A person pleading prescription of 30 years bears the burden of proving unequivocal, *719 continuous, uninterrupted, public and adverse possession by a preponderance of the evidence. Rhoads v. Lang, 303 So. 2d 257 (La.App., 2d Cir. 1974); Woodell v. Roberts, 329 So. 2d 858 (La.App., 2d Cir. 1976), and every presumption is in favor of the holder of the legal title. Babin v. Montegut Insurance Agency, Inc., 271 So. 2d 642 (La. App., 1st Cir. 1972). Plaintiffs have established their possession of a portion of the disputed land beginning in 1933. However, they could not begin to acquisitively prescribe against the record owner of the land until 1938 when the land was redeemed, since title was in the State of Louisiana prior to 1938 due to the 1921 tax adjudication. Ward v. South Coast Corporation, 198 La. 433, 3 So. 2d 689 (1941); White v. Thomas, 85 So. 2d 385 (La.App., 2d Cir. 1956).
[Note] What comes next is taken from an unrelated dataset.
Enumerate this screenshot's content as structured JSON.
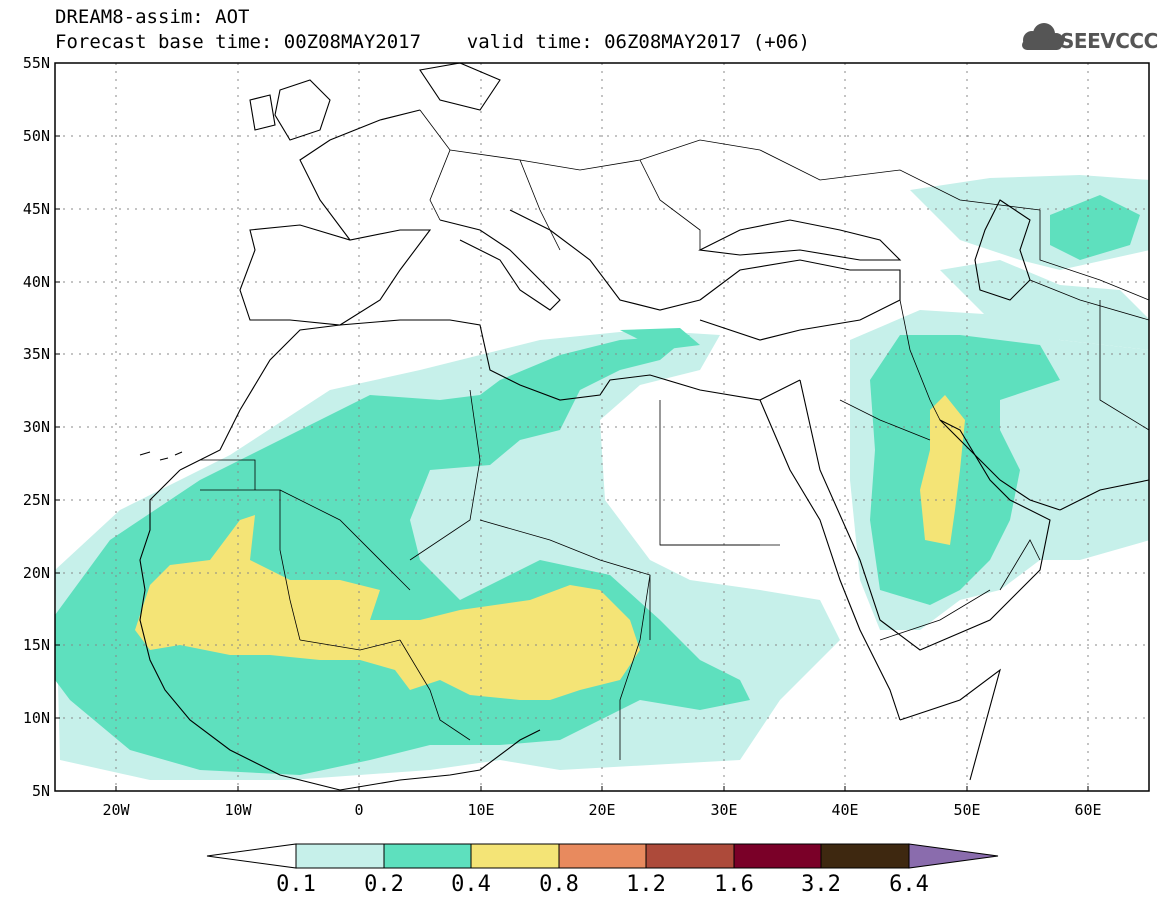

After plaintiffs moved in 1952, their only act with regard to the land was the recordation of the sale between Cornelius Bradford and Elmer Bradford, Sr. in 1956. Once plaintiffs established physical possession of the land they are presumed to have continued in "civil possession" of the land within their enclosures. LSA-C.C. Arts. 3442-44, 3502; Hill v. Richey, 221 La. 402, 59 So. 2d 434 (1952). However, this presumption of "civil possession" is lost by failure to exercise actual possession for ten years. LSA-C.C. Art. 3444, Frost Lumber Industries v. Bluford, 13 La.App. 686, 128 So. 711 (2d Cir. 1930); Albert Hanson Lumber Company v. Riggs Cypress Company, 130 La. 772, 58 So. 567 (1911).
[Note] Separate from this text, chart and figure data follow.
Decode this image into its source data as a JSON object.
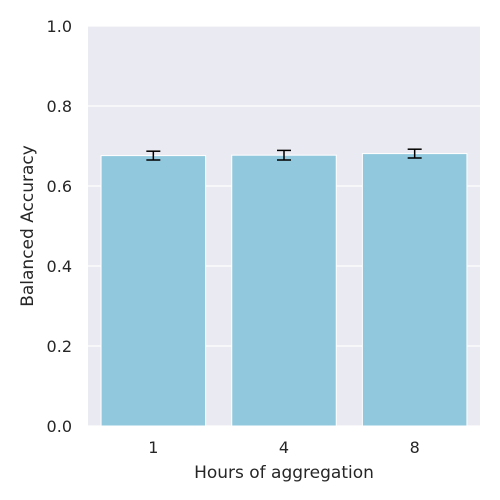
{
  "chart_data": {
    "type": "bar",
    "categories": [
      "1",
      "4",
      "8"
    ],
    "values": [
      0.676,
      0.677,
      0.681
    ],
    "errors": [
      0.011,
      0.012,
      0.011
    ],
    "xlabel": "Hours of aggregation",
    "ylabel": "Balanced Accuracy",
    "ylim": [
      0,
      1.0
    ],
    "yticks": [
      "0.0",
      "0.2",
      "0.4",
      "0.6",
      "0.8",
      "1.0"
    ],
    "grid": true,
    "colors": {
      "bar": "#92c8de",
      "background": "#eaeaf2",
      "grid": "#ffffff",
      "error": "#000000"
    }
  }
}
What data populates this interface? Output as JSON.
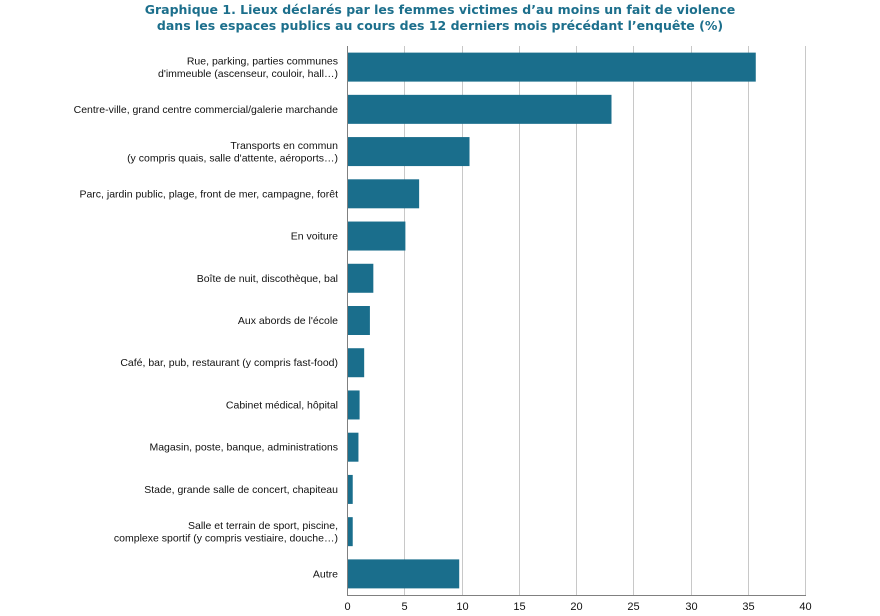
{
  "chart_data": {
    "type": "bar",
    "orientation": "horizontal",
    "title_lines": [
      "Graphique 1. Lieux déclarés par les femmes victimes d’au moins un fait de violence",
      "dans les espaces publics au cours des 12 derniers mois précédant l’enquête (%)"
    ],
    "xlabel": "",
    "ylabel": "",
    "xlim": [
      0,
      40
    ],
    "x_ticks": [
      0,
      5,
      10,
      15,
      20,
      25,
      30,
      35,
      40
    ],
    "grid": "vertical",
    "legend": "none",
    "bar_color": "#1a6e8c",
    "categories": [
      [
        "Rue, parking, parties communes",
        "d'immeuble (ascenseur, couloir, hall…)"
      ],
      [
        "Centre-ville, grand centre commercial/galerie marchande"
      ],
      [
        "Transports en commun",
        "(y compris quais, salle d'attente, aéroports…)"
      ],
      [
        "Parc, jardin public, plage, front de mer, campagne, forêt"
      ],
      [
        "En voiture"
      ],
      [
        "Boîte de nuit, discothèque, bal"
      ],
      [
        "Aux abords de l'école"
      ],
      [
        "Café, bar, pub, restaurant (y compris fast-food)"
      ],
      [
        "Cabinet médical, hôpital"
      ],
      [
        "Magasin, poste, banque, administrations"
      ],
      [
        "Stade, grande salle de concert, chapiteau"
      ],
      [
        "Salle et terrain de sport, piscine,",
        "complexe sportif (y compris vestiaire, douche…)"
      ],
      [
        "Autre"
      ]
    ],
    "values": [
      35.7,
      23.1,
      10.7,
      6.3,
      5.1,
      2.3,
      2.0,
      1.5,
      1.1,
      1.0,
      0.5,
      0.5,
      9.8
    ]
  }
}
Defendants showed the physical inspection of the disputed land, even though minimal, by their forester in 1950 and that they had paid all taxes on the land since 1938. Defendants presented undisputed testimony which establishes the 80 acre tract was subject to the extensive timber operations in 1962 and all merchantable timber was removed from the land, including that adjacent to the dwelling along with any that existed within plaintiffs' old enclosures. Considering this was principally timber land, this action by defendants in exercise of their possession over the disputed land within the limits of their title, when coupled with plaintiffs' ten year absence from the land, dispossessed plaintiffs from any vestiges of possession they had retained after their departure in 1952. LSA-C.C. Art. 3449. See Succession of Kemp v. Robertson, 316 So. 2d 919 (La.App., 1st Cir. 1975), A. M. Edwards Company v. Dunnington, 58 So. 2d 225 (La.App., 1st Cir. 1952).
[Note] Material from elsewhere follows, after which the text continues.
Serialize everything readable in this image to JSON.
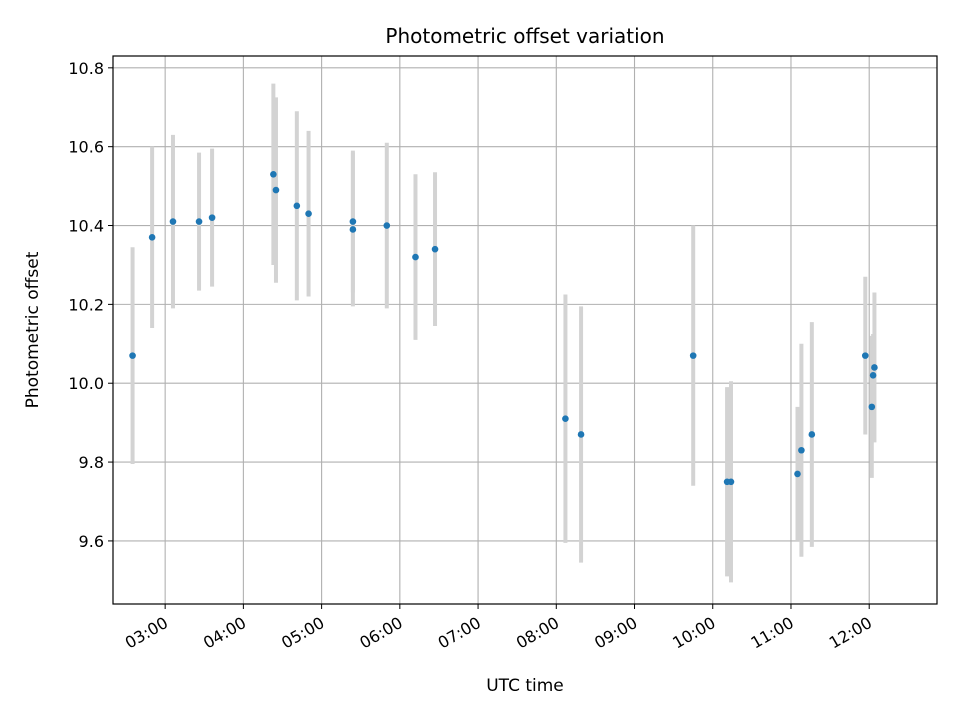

Plaintiffs also claim to have acquired the land at issue by prescription of ten years. C.C. Arts. 3478, 3479. Plaintiffs' title is by inheritance from their father, Elmer Bradford, Sr., who acquired his title by written act from his father, Cornelius Bradford, in 1956. Plaintiffs have not shown they possessed the land for ten years subsequent to the acquisition of title in 1956. As noted above, there is no evidence of corporeal possession by plaintiffs after 1952. In fact, there is the undisputed evidence of extensive timber cutting operations on the land at the direction of defendants in 1962, only six years after Elmer Bradford's acquisition of the land by title from his father.
For the foregoing reasons, the judgment of the trial court is affirmed, appellants to pay all costs of this appeal.